Le même épaisseur de PSE, en doublage collé avec plaque de plâtre, n’améliore le bilan acoustique que de 13 dB.
L’écart s’explique par la capacité des laines minérales à dissiper l’énergie sonore dans leurs fibres, là où le PSE réfléchit une partie des ondes.
Si votre objectif est avant tout phonique, la laine de roche dense (80 kg/m³ minimum) devance la laine de verre standard.
Pour combiner thermique et acoustique sur un mur en parpaing, la solution ossature métallique + laine de roche 100 mm + double plaque de plâtre donne les meilleurs résultats globaux, au prix d’une perte d’espace un peu plus marquée (environ 12 à 14 cm au total).
Prix d’une isolation de mur en parpaing : ce qu’on paie vraiment en 2026
Les fourchettes de prix varient selon la méthode, le matériau et la région. Voici les niveaux constatés en 2026, pose comprise :
| Solution | Prix au m² (pose comprise) |
|---|---|
| ITI laine de verre sur ossature | 24 à 45 €/m² |
| ITI laine de roche sur ossature | 26 à 52 €/m² |
| ITI PSE graphité collé + plâtre | 13 à 25 €/m² |
| ITE PSE enduit | 110 à 200 €/m² |
| ITE bardage (toutes finitions) | 160 à 300 €/m² |
| PSE blanc matériau seul | 3 à 12 €/m² |
| XPS matériau seul | 15 à 25 €/m² |
Ces prix peuvent être significativement réduits grâce aux dispositifs d’aide disponibles. MaPrimeRénov’ couvre une partie du coût selon les revenus du ménage et le gain énergétique attendu.
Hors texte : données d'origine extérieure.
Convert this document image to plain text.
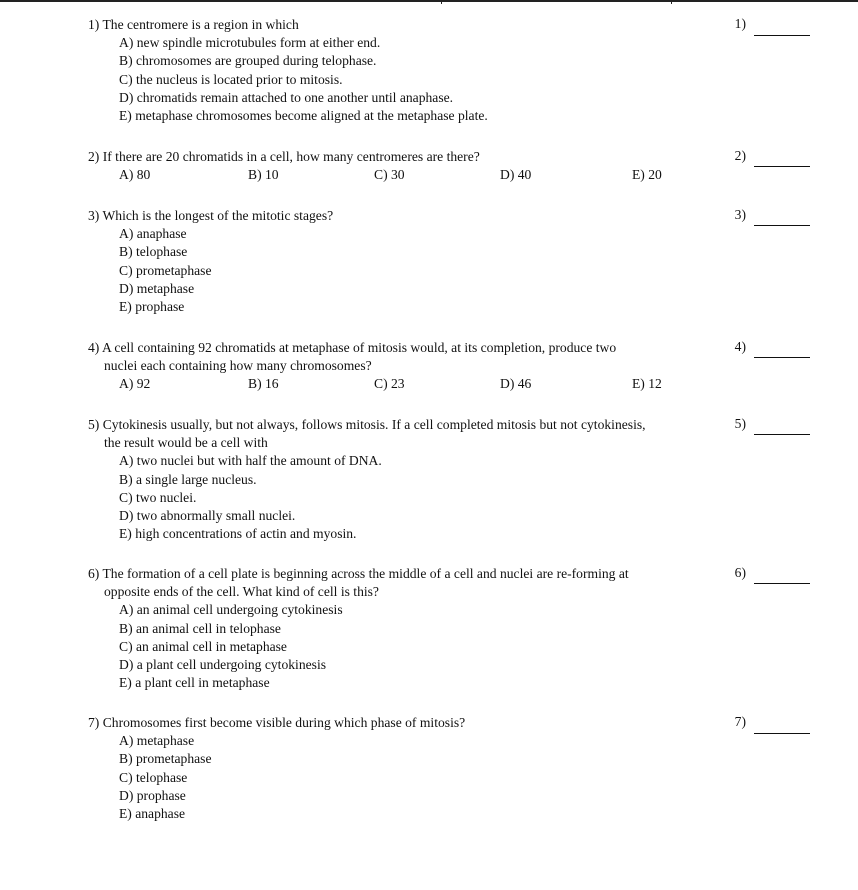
1) The centromere is a region in which
A) new spindle microtubules form at either end.
B) chromosomes are grouped during telophase.
C) the nucleus is located prior to mitosis.
D) chromatids remain attached to one another until anaphase.
E) metaphase chromosomes become aligned at the metaphase plate.
1)
2) If there are 20 chromatids in a cell, how many centromeres are there?
A) 80	B) 10	C) 30	D) 40	E) 20
2)
3) Which is the longest of the mitotic stages?
A) anaphase
B) telophase
C) prometaphase
D) metaphase
E) prophase
3)
4) A cell containing 92 chromatids at metaphase of mitosis would, at its completion, produce two
nuclei each containing how many chromosomes?
A) 92	B) 16	C) 23	D) 46	E) 12
4)
5) Cytokinesis usually, but not always, follows mitosis. If a cell completed mitosis but not cytokinesis,
the result would be a cell with
A) two nuclei but with half the amount of DNA.
B) a single large nucleus.
C) two nuclei.
D) two abnormally small nuclei.
E) high concentrations of actin and myosin.
5)
6) The formation of a cell plate is beginning across the middle of a cell and nuclei are re-forming at
opposite ends of the cell. What kind of cell is this?
A) an animal cell undergoing cytokinesis
B) an animal cell in telophase
C) an animal cell in metaphase
D) a plant cell undergoing cytokinesis
E) a plant cell in metaphase
6)
7) Chromosomes first become visible during which phase of mitosis?
A) metaphase
B) prometaphase
C) telophase
D) prophase
E) anaphase
7)
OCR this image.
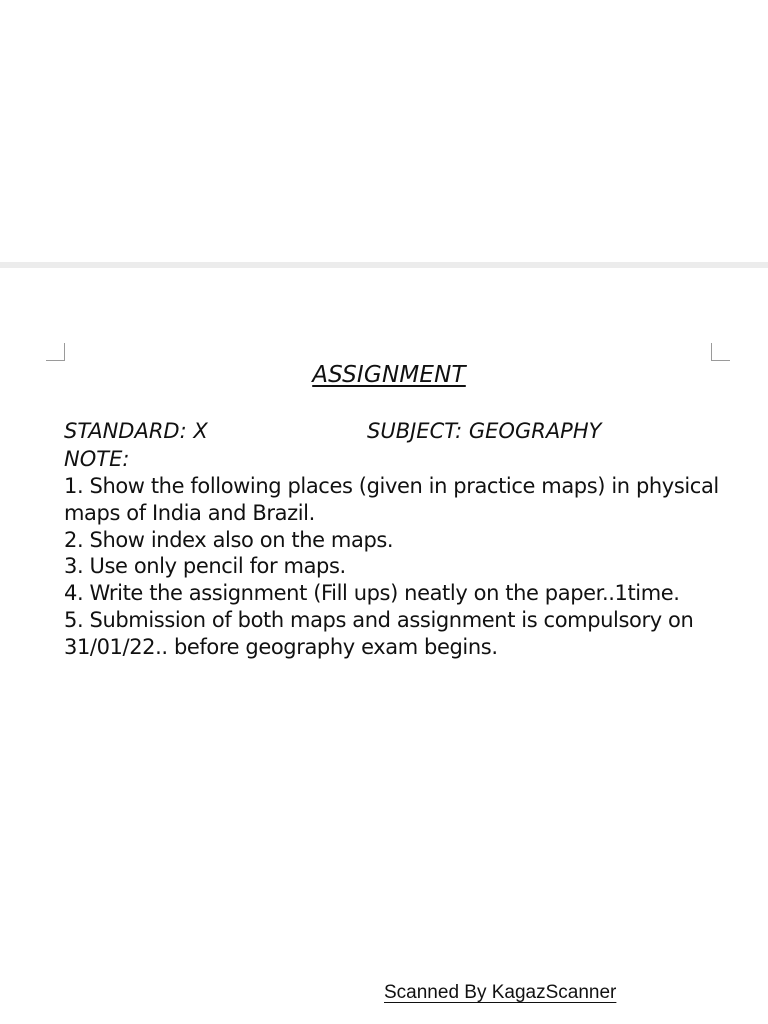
ASSIGNMENT
STANDARD: X	SUBJECT: GEOGRAPHY
NOTE:

1. Show the following places (given in practice maps) in physical maps of India and Brazil.

2. Show index also on the maps.

3. Use only pencil for maps.

4. Write the assignment (Fill ups) neatly on the paper..1time.

5. Submission of both maps and assignment is compulsory on 31/01/22.. before geography exam begins.

Scanned By KagazScanner
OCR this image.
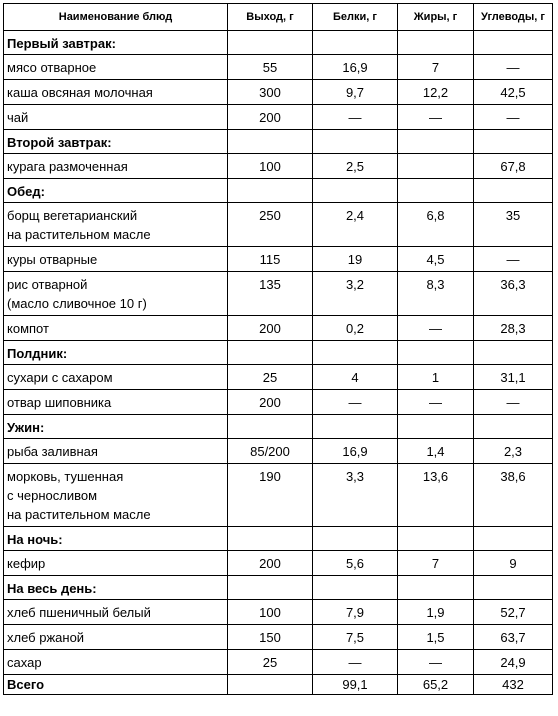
Наименование блюд	Выход, г	Белки, г	Жиры, г	Углеводы, г
Первый завтрак:				
мясо отварное	55	16,9	7	—
каша овсяная молочная	300	9,7	12,2	42,5
чай	200	—	—	—
Второй завтрак:				
курага размоченная	100	2,5		67,8
Обед:				
борщ вегетарианский
на растительном масле	250	2,4	6,8	35
куры отварные	115	19	4,5	—
рис отварной
(масло сливочное 10 г)	135	3,2	8,3	36,3
компот	200	0,2	—	28,3
Полдник:				
сухари с сахаром	25	4	1	31,1
отвар шиповника	200	—	—	—
Ужин:				
рыба заливная	85/200	16,9	1,4	2,3
морковь, тушенная
с черносливом
на растительном масле	190	3,3	13,6	38,6
На ночь:				
кефир	200	5,6	7	9
На весь день:				
хлеб пшеничный белый	100	7,9	1,9	52,7
хлеб ржаной	150	7,5	1,5	63,7
сахар	25	—	—	24,9
Всего		99,1	65,2	432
Les Certificats d’Économies d’Énergie (CEE) s’ajoutent souvent sous forme de prime directe ou de devis réduit chez les artisans partenaires. Les aides locales varient selon le département, parfois de façon substantielle.
Attention toutefois aux conditions d’éligibilité.
MaPrimeRénov’ exige un artisan certifié RGE pour les travaux d’isolation des murs, et certains engagements avec l’ANAH comportent des clauses qui méritent d’être lues attentivement avant de signer. Un dossier bien préparé peut réduire le reste à charge d’un chantier d’ITE de 30 à 50 %.
Sur un mur en parpaing, chaque centimètre d’isolant posé correctement vaut des années de confort et des centaines d’euros économisés.
Le matériau de construction le plus répandu en France est aussi l’un des plus faciles à rattraper thermiquement – à condition de choisir la bonne méthode dès le départ.